" My inlaws 'get' car seats for babies but I know they have taken my (older than my DCs) nephews in their car without booster seats."
It's a matter of degree, though, isn't it? Small children without seats: massively increased risks in pretty well any accident or even emergency braking situation.
Larger children (say 5/6) without booster seats: slightly increased risk of secondary injuries in high-energy accidents.
There's no such thing as complete safety in cars: given enough energy, and enough bad luck, you will die whatever precautions are in place (as Ayrton Senna's death shows). And sadly, the best things you could do to improve passive safety aren't acceptable for general road users.

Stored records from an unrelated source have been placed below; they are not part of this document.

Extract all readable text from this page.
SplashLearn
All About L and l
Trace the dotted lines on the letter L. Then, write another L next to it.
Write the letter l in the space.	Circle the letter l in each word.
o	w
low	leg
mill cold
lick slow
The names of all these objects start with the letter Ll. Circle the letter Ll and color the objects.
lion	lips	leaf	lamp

The first is helmets, because head injuries in cars are the main killer. Paradoxically, more lives would be saved if people in cars wore open-face helmets, rally-style, than if all cyclists wore helmets. The increase in neck injuries (HANS devices and head tethers aren't acceptable in road cars) would have to be borne in mind, but the energy involved in a typical road accident is such that a normal open-face helmet probably isn't going to impose a huge extra loading. The second is four-, five- or six-point harnesses, because three-point seatbelts are shit. But crotch straps won't be acceptable because of people wearing skirts and dresses, and it's very difficult to rig the "inside" shoulder strap in a four seat car without massive changes to seats. Car seats for children typically have five point harnesses, which is good, but it's all a safety/usability trade-off.
Overall risk exposure scales (roughly) with how far you drive and maximum speed, so fifty miles on mixed roads with your child properly secured in the correct seat is probably still a great deal more risky than three miles without correct seats never getting out of third gear. On the one hand, you can argue about reducing unnecessary risk, but then you would focus on not using the car in the first place. On the other hand, once you've taken the risk of using the car at all, it's likely that small differences in passive safety (booster seats) don't significantly alter your chances of death or serious injury, while other differences (using or not using a baby seat) are still very important.